The Contractual Concerns
The union argues that Rouge’s upgrades—including the transfer of Boeing 737 MAX 8 aircraft with business-class seating—breach established contract limits. These limits restrict Rouge narrowbody forward-cabin seats from exceeding the width, pitch, or recline of mainline narrowbody business class seats. Additionally, Rouge’s onboard service is contractually capped at the level of Air Canada’s international premium economy class.
However, the airline maintains that the changes comply with the contract. The upgraded seating on Rouge aircraft is identical to mainline business class, and service enhancements remain within the agreed-upon premium economy standards. CUPE alleges that “early observations suggest” service limits are not being respected, but evidence indicates Rouge is merely offering complimentary meals, beverages, and entertainment—services already available in premium economy.

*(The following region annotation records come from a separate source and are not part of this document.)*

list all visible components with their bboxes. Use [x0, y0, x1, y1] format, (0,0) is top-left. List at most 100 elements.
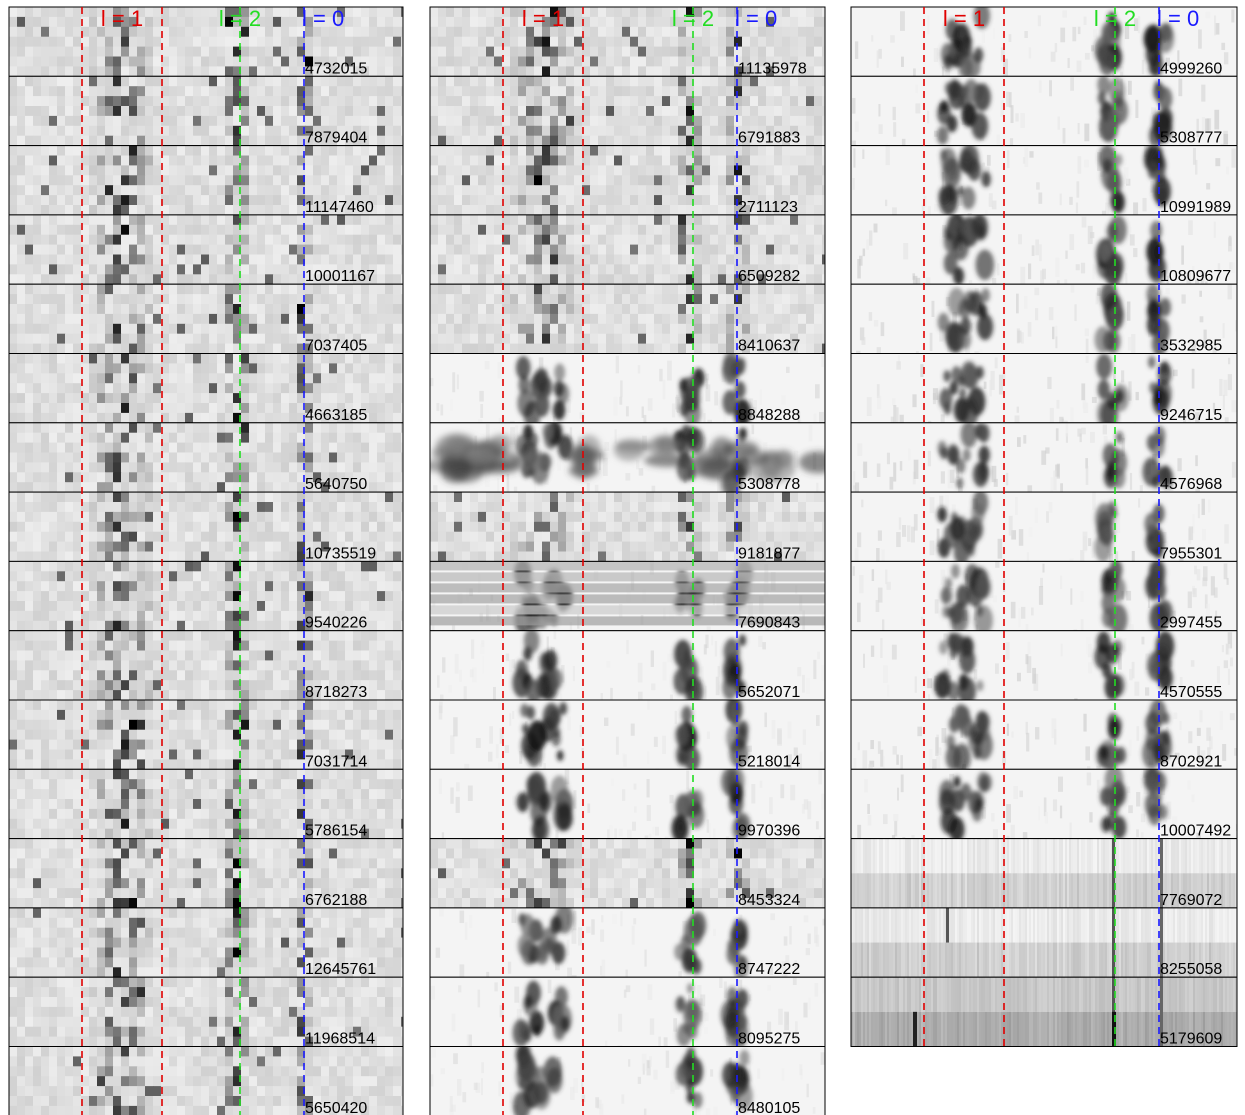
stack-column-1: 4732015 7879404 11147460 10001167 7037405 466…: [8, 6, 404, 1115]
star-id-label: 8410637: [738, 338, 800, 355]
star-id-label: 5179609: [1160, 1031, 1222, 1048]
star-id-label: 10735519: [305, 545, 376, 562]
star-id-label: 7879404: [305, 130, 367, 147]
star-id-label: 4999260: [1160, 60, 1222, 77]
spectrum-panel: [850, 283, 1238, 355]
star-id-label: 9540226: [305, 615, 367, 632]
star-id-label: 8480105: [738, 1100, 800, 1115]
degree-header-l0: l = 0: [735, 6, 777, 31]
star-id-label: 2711123: [738, 199, 798, 216]
star-id-label: 10991989: [1160, 199, 1231, 216]
spectrum-panel: [429, 630, 826, 701]
star-id-label: 5652071: [738, 684, 800, 701]
spectrum-panel: [8, 699, 404, 770]
star-id-label: 10809677: [1160, 268, 1231, 285]
degree-header-l1: l = 1: [943, 6, 985, 31]
spectrum-panel: [429, 976, 826, 1048]
star-id-label: 6791883: [738, 130, 800, 147]
star-id-label: 11968514: [305, 1031, 375, 1048]
star-id-label: 8255058: [1160, 961, 1222, 978]
stack-column-3: 4999260 5308777 10991989 10809677 3532985 924…: [850, 6, 1238, 1048]
spectrum-panel: [8, 1046, 404, 1115]
star-id-label: 5650420: [305, 1100, 367, 1115]
star-id-label: 2997455: [1160, 615, 1222, 632]
spectrum-panel: [8, 630, 404, 701]
spectrum-panel: [850, 768, 1238, 840]
spectrum-panel: [429, 491, 826, 562]
spectrum-panel: [8, 491, 404, 562]
degree-header-l2: l = 2: [672, 6, 714, 31]
star-id-label: 10001167: [305, 268, 375, 285]
spectrum-panel: [850, 491, 1238, 562]
degree-header-l2: l = 2: [1094, 6, 1136, 31]
star-id-label: 5640750: [305, 476, 367, 493]
spectrum-panel: [429, 145, 826, 216]
spectrum-panel: [8, 422, 404, 493]
star-id-label: 6509282: [738, 268, 800, 285]
star-id-label: 4663185: [305, 407, 367, 424]
star-id-label: 8848288: [738, 407, 800, 424]
star-id-label: 8095275: [738, 1031, 800, 1048]
star-id-label: 5308778: [738, 476, 800, 493]
spectrum-panel: [429, 699, 826, 770]
star-id-label: 4732015: [305, 60, 367, 77]
star-id-label: 5218014: [738, 753, 800, 770]
star-id-label: 6762188: [305, 892, 367, 909]
spectrum-panel: [429, 838, 826, 909]
spectrum-panel: [429, 6, 826, 77]
star-id-label: 8747222: [738, 961, 800, 978]
spectrum-panel: [429, 75, 826, 147]
spectrum-panel: [850, 838, 1238, 909]
spectrum-panel: [850, 560, 1238, 632]
spectrum-panel: [429, 214, 826, 285]
star-id-label: 8453324: [738, 892, 800, 909]
spectrum-panel: [429, 353, 826, 424]
spectrum-panel: [8, 145, 404, 216]
degree-header-l0: l = 0: [1157, 6, 1199, 31]
star-id-label: 7037405: [305, 338, 367, 355]
star-id-label: 9181877: [738, 545, 800, 562]
star-id-label: 12645761: [305, 961, 376, 978]
spectrum-panel: [850, 6, 1238, 77]
stack-column-2: 11135978 6791883 2711123 6509282 8410637 8848…: [429, 6, 826, 1115]
spectrum-panel: [429, 283, 826, 355]
spectrum-panel: [429, 422, 826, 493]
spectrum-panel: [8, 353, 404, 424]
star-id-label: 5786154: [305, 823, 367, 840]
star-id-label: 8702921: [1160, 753, 1222, 770]
star-id-label: 4576968: [1160, 476, 1222, 493]
degree-header-l1: l = 1: [522, 6, 564, 31]
spectrum-panel: [850, 422, 1238, 493]
spectrum-panel: [8, 6, 404, 77]
spectrum-panel: [8, 976, 404, 1048]
spectrum-panel: [429, 560, 826, 632]
spectrum-panel: [850, 145, 1238, 216]
degree-header-l2: l = 2: [219, 6, 261, 31]
star-id-label: 5308777: [1160, 130, 1222, 147]
star-id-label: 3532985: [1160, 338, 1222, 355]
degree-header-l1: l = 1: [101, 6, 143, 31]
spectrum-panel: [850, 907, 1238, 978]
star-id-label: 8718273: [305, 684, 367, 701]
star-id-label: 11147460: [305, 199, 374, 216]
spectrum-panel: [8, 907, 404, 978]
spectrum-panel: [8, 75, 404, 147]
spectrum-panel: [850, 976, 1238, 1048]
spectrum-panel: [8, 283, 404, 355]
spectrum-panel: [429, 1046, 826, 1115]
spectrum-panel: [429, 907, 826, 978]
spectrum-panel: [8, 768, 404, 840]
star-id-label: 9246715: [1160, 407, 1222, 424]
degree-header-l0: l = 0: [302, 6, 344, 31]
spectrum-panel: [429, 768, 826, 840]
star-id-label: 7031714: [305, 753, 367, 770]
star-id-label: 7955301: [1160, 545, 1222, 562]
star-id-label: 4570555: [1160, 684, 1222, 701]
star-id-label: 11135978: [738, 60, 807, 77]
spectrum-panel: [850, 75, 1238, 147]
spectrum-panel: [850, 353, 1238, 424]
spectrum-panel: [8, 214, 404, 285]
star-id-label: 9970396: [738, 823, 800, 840]
star-id-label: 7690843: [738, 615, 800, 632]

The Underlying Tension: Scope and Labor Costs
The dispute extends beyond seating and service. The union’s primary concern appears to be scope : the potential for Air Canada to expand Rouge’s operations, shifting flights from higher-paid mainline flight attendants to lower-paid Rouge crews.
This tension is rooted in a contentious labor negotiation process that concluded with binding arbitration in 2025. CUPE alleges that the arbitration award fell short of their demands, leaving the union dissatisfied with the terms. By limiting Rouge’s growth, the union aims to preserve work opportunities for mainline flight attendants and maintain higher labor costs for certain routes.
A Union Divided?
Interestingly, CUPE represents flight attendants at both Air Canada mainline and Rouge. The union has previously fought to restrict Rouge flying, despite representing workers on both platforms. This suggests a strategic approach to prioritize mainline employment over Rouge expansion, even if it means limiting the airline’s flexibility in route development.
The conflict highlights a broader trend in airline labor relations: unions seeking to protect existing job security and wages amidst shifting market conditions and airline restructuring.
The dispute is likely to continue as Air Canada seeks to optimize its operations, and CUPE strives to defend its members’ interests. The outcome will determine how much flexibility the airline has in positioning Rouge as a premium leisure carrier while adhering to contractual obligations.